I think I have a clearer picture of Gov. Perdue's statement that she will block release of 20 violent offenders who might have been let out of prison next week despite their "life" sentences issued in the 1970s.
She's not defying the courts' determination that a life sentence actually amounts to 40 years under 1970s laws.
Instead, she's arguing against further shortening of those sentences based on "reduction credits" under a 1983 policy implemented by the N.C. Department of Correction.
That policy was wrongly applied in two ways, the governor says:
It was not supposed to cover prisoners sentenced before 1983, yet they also were given credits.
And it was not supposed to apply to the most serious offenders, such as murderers and rapists -- like the 20 in question.
Perdue says she won't release these offenders "until these new legal issues have been resolved by the courts."
I asked yesterday what would make the courts even consider the cases of these 20 individuals. Here's the answer.
One case, that of Bobby E. Bowden, already has been remanded by the N.C. Court of Appeals to the trial court in Cumberland County "for a hearing to determine how many sentence reduction credits defendant is eligible to receive and how those credits are to be applied."
That determination, the governor believes, can be used to recalculate the sentence reduction credits for all 20.
Obviously, the governor hopes the trial court will agree with her that Bowden never should have been awarded any sentence reduction credits.
Of course, any party that doesn't get the answer it likes from the trial court can appeal to the Court of Appeals. This could be tied up for several years in the courts, and all the while the offenders will remain in prison under the governor's order.
But only until they complete their 40 years. So, probably beginning five years from now, some of them will be getting out anyway.

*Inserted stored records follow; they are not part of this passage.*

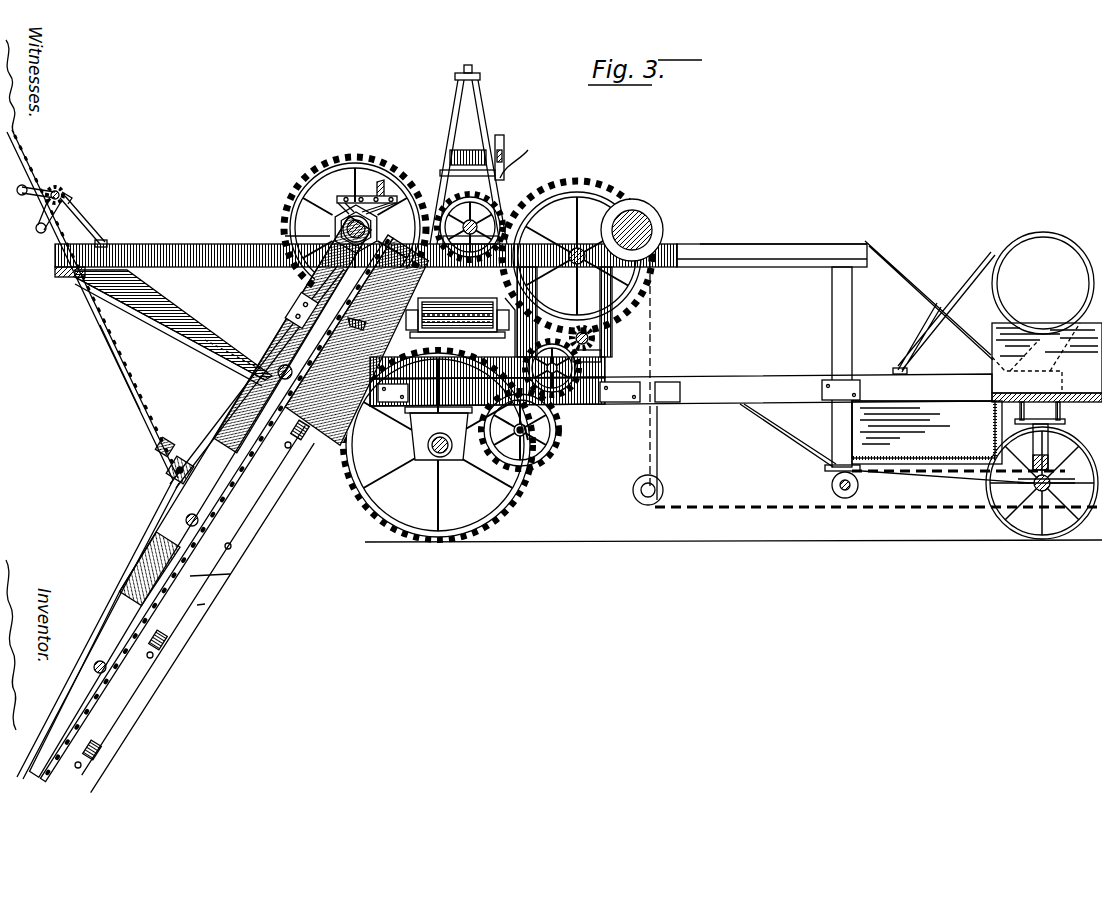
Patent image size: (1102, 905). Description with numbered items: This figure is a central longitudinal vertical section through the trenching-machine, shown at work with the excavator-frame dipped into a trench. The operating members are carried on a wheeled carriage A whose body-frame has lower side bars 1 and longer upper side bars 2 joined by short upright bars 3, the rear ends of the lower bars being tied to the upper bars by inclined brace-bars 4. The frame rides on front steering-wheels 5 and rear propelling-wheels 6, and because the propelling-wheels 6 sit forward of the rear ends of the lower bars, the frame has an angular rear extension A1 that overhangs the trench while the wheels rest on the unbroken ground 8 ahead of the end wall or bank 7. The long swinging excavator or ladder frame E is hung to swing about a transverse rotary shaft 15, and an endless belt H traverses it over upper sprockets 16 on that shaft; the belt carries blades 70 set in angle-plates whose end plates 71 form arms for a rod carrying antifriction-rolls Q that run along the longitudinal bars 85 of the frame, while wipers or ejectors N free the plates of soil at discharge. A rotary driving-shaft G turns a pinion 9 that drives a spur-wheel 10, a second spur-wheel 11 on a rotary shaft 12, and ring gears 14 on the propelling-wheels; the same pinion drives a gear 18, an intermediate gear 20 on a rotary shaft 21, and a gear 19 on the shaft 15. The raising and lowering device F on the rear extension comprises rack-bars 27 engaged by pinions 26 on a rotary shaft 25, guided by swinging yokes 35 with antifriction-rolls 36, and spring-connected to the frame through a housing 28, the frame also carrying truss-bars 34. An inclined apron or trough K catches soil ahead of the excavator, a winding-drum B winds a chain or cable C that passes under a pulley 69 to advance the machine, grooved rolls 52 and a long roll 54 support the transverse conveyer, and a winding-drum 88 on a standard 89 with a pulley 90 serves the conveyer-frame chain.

The lower side bars 1 is at (452, 298).
The upper side bars 2 is at (808, 245).
The upright bars 3 is at (834, 293).
The inclined brace-bars 4 is at (186, 333).
The front steering-wheels 5 is at (1074, 458).
The rear propelling-wheels 6 is at (438, 445).
The end wall or bank 7 is at (197, 605).
The unbroken ground 8 is at (368, 545).
The pinion 9 is at (596, 340).
The spur-wheel 10 is at (585, 374).
The second spur-wheel 11 is at (560, 436).
The rotary shaft 12 is at (506, 448).
The ring gears 14 is at (437, 462).
The rotary shaft 15 is at (394, 206).
The upper sprockets 16 is at (290, 236).
The gear 18 is at (535, 180).
The gear 19 is at (362, 154).
The intermediate gear 20 is at (526, 156).
The rotary shaft 21 is at (492, 208).
The rotary shaft 25 is at (72, 198).
The pinions 26 is at (66, 190).
The rack-bars 27 is at (132, 398).
The housing 28 is at (182, 452).
The truss-bars 34 is at (238, 418).
The swinging yokes 35 is at (50, 186).
The antifriction-rolls 36 is at (36, 228).
The grooved rolls 52 is at (503, 330).
The long roll 54 is at (457, 336).
The pulley 69 is at (634, 496).
The blades 70 is at (381, 192).
The end plates 71 is at (288, 447).
The longitudinal bars 85 is at (150, 558).
The winding-drum 88 is at (504, 150).
The standard 89 is at (458, 110).
The pulley 90 is at (474, 72).
The wheeled carriage A is at (772, 239).
The angular rear extension A1 is at (366, 270).
The winding-drum B is at (652, 216).
The chain or cable C is at (878, 489).
The excavator or ladder frame E is at (98, 629).
The raising and lowering device F is at (93, 305).
The rotary driving-shaft G is at (602, 355).
The endless belt H is at (190, 576).
The inclined apron or trough K is at (227, 514).
The wipers or ejectors N is at (344, 198).
The antifriction-rolls Q is at (195, 581).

In fact, what hasn't been reported yet to my knowledge, is this: Some serious offenders already have gotten out, thanks to sentence reduction credits under the 1983 policy. They weren't released outright but were granted parole. And they became elgible for parole sooner than they would have without these credits.
Who are these offenders? How many have there been? I don't know. It will take an inquiry to the Department of Correction to find out.
There are some other points to make here.
One is that the state never raised this argument about improperly granted sentence reduction credits when the Bowden case was chugging through the courts. Did the AG's office even consider it, or was it seen as a slender straw and dismissed?
A second is that Perdue, indirectly, is casting blame for the present circumstances at her political mentor, Jim Hunt. It was his administration in 1983 that came up with these sentence-reduction policies that today put killers and rapists on the doorstep of freedom. Of course, Perdue hasn't mentioned Hunt. And Hunt probably would not have personally signed off on this sort of policy. But he was in charge then.
A third is that Perdue is still on her trade mission to Asia. As such, according to the state constitution, the lieutenant governor is acting governor. We haven't heard from Walter Dalton during this episode, but Perdue technically can't order anything done about the prisoners until she plants her feet back on Old North State soil. In fact, she has not issued an executive order but has said she will block the release. She'll be back Tuesday and can officially execute an order then.
This all has been a fascinating legal and political drama, and it has a few acts to play out yet. All in all, Perdue has shown stong leadership, and her legal advisors, including Attorney General Roy Cooper and his staff, clearly have worked hard to find any hook upon which to hang a satisfactory outcome.
The best result is to serve public safety by keeping dangerous criminals behind bars -- by lawful means.
I'm sure there are many more inmates in state prisons who will commit more crimes when they're released. That fact does not give the governor license to order them held for longer than the sentences imposed by the courts.
As things stand at present -- with the court rulings issued and the sentence reduction credits calculated by the Department of Correction -- these 20 criminals are legally due to be released very soon, like it or not. The governor says she will not release them, and she has raised a legal question that she believes justifies their continued incarceration.
Whether she is right or wrong ... that is for the courts to say.